Concrete and tarmac cold and harsh on my bare feet so recently pulled out of a warm bed, wrapped only in my light pajamas, I padded across the street to stand beside him.
When I got there, he didn't give any sign he'd seen or heard me — he just kept drawing, attention utterly transfixed by the unknown pattern that he was unfolding from deep within. Lines crosshatched lines, in ways that reminded me somehow of hair; curves latched together in Escherian tessellations that gave me goosebumps. I still couldn't see what he was drawing.

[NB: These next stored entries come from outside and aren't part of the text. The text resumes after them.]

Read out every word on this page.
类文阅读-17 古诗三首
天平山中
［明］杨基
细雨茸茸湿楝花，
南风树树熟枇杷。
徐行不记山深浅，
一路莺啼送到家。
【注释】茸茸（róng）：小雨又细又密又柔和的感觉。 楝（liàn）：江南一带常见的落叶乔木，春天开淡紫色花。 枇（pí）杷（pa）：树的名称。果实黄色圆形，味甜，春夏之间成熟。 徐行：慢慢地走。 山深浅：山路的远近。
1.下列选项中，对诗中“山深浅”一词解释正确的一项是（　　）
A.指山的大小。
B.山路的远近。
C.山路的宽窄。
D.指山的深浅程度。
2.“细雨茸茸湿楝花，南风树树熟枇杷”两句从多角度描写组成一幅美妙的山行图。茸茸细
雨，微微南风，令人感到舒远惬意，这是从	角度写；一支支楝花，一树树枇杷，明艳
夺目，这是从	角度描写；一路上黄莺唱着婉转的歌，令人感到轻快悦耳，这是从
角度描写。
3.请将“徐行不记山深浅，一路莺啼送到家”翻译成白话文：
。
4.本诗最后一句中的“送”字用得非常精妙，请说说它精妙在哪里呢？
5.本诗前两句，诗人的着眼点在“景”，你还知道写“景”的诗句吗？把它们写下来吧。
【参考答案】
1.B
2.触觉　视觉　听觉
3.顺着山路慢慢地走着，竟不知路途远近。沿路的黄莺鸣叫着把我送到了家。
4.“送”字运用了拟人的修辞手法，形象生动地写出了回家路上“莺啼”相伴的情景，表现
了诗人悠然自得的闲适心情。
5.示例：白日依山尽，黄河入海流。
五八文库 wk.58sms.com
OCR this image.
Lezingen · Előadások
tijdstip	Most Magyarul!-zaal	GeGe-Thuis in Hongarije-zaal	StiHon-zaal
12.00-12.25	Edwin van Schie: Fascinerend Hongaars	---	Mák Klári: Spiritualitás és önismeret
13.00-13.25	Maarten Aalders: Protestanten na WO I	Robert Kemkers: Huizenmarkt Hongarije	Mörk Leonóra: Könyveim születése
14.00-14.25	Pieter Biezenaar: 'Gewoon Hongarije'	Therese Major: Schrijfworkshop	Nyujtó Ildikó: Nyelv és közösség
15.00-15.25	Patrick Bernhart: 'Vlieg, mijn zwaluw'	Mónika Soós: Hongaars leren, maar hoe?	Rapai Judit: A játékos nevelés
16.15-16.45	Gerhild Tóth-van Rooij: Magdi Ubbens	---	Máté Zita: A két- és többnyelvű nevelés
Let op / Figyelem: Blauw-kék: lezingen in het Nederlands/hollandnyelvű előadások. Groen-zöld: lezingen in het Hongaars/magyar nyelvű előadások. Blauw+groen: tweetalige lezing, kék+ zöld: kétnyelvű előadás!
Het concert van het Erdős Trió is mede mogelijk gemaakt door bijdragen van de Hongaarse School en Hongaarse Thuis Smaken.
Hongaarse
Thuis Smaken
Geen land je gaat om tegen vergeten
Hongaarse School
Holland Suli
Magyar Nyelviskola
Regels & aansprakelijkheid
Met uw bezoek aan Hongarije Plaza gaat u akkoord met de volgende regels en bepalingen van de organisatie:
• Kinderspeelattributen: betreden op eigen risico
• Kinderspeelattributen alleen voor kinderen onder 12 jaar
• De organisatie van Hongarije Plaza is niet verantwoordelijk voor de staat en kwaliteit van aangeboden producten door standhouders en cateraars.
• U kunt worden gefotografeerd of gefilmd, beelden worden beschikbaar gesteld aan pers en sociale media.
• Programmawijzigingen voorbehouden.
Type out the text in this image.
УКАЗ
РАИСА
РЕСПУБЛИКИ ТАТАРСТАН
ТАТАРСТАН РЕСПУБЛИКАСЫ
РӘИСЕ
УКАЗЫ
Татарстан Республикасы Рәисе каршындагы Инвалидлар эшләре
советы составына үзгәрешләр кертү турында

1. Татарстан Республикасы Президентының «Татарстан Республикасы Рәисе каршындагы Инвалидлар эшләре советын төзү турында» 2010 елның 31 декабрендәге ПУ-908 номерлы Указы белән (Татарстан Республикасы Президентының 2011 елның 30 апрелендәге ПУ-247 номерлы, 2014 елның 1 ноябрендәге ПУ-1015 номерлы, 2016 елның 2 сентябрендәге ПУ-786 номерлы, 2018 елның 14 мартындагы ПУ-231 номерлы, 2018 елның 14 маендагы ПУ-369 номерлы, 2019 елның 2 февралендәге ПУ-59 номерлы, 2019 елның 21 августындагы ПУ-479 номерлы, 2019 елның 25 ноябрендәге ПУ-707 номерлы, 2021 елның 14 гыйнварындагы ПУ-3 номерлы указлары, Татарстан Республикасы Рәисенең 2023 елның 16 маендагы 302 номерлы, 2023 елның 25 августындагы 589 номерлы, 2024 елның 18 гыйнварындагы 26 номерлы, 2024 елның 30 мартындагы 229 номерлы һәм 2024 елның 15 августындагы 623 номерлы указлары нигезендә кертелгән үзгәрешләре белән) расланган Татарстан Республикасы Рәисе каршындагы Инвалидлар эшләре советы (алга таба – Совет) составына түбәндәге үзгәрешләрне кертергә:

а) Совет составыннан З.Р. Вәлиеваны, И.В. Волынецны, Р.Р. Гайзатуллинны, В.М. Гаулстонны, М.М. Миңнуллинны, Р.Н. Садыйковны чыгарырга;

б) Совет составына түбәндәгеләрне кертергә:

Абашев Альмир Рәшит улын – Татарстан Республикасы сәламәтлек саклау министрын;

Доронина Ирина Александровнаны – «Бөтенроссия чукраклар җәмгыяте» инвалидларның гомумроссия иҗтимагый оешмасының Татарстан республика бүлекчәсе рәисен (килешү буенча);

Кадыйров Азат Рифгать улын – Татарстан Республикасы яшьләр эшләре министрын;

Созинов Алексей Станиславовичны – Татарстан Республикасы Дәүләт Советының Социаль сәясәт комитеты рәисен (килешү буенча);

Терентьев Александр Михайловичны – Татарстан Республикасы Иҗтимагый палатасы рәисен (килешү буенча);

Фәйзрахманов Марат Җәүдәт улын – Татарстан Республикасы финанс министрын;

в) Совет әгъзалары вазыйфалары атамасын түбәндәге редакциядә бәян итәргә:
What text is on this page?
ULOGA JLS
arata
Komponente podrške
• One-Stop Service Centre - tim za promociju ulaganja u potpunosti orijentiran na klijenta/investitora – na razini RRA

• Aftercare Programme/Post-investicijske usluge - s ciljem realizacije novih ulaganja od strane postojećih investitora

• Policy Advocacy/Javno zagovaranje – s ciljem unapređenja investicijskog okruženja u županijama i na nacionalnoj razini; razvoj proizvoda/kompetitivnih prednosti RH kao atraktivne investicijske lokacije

"Hey," I said softly. "You're supposed to be asleep, Ellis."
No response. Gently, I bent down and put my hand on his shoulder. "What's going on, buddy?"
His shoulder felt strange. It seemed to ripple beneath my hand, to shift slightly. But finally, Ellis turned and looked at me.
It must've been the moonlight, but his eyes seemed to protrude from their sockets, round and full like fruit left too long before being plucked.
"You're not supposed to see this," he said. There was a strange choral note to his voice I'd not heard before, like many similar voices, nearly overlapping, but getting their timing slightly wrong. "Please. I don't want you to see this."
"See what?" I said, grabbing both of his shoulders. Again there was that strange shifting sensation in them, as if something was moving under his skin.
With a shuddering sigh, Ellis answered me.
Insects.
Rustling insects, all over my hands, my feet.
I screamed and stepped back, accidentally crushing a few of the insects into gooy paste under my bare heels in the process.
"This," the rustling said. "We must renew. You were not meant to see."
I made a choking noise. I'm going insane. "Ellis?"
"Now that you've seen, it can never be the same," the voice moaned. "Why did you do this?"
"Ellis? Where are you, Ellis?" Nothing sensible came out of my mouth. There was nothing sensable in my mind. Just the rustling blackness of insects.
"So, Alice," the clean-cut therapist said, running a hand through his thick blonde hair. "How are you doing? I hope the anti-psychotics are helping you."
"Better," I said softly. "I still wonder where Ellis went, or whether he was entirely a figment of my imagination. Somehow, I can't find any of the paperwork. Just… dust, where I thought it should be. Sometimes, I think I still hear his voice, in the rustling of the insects in my walls."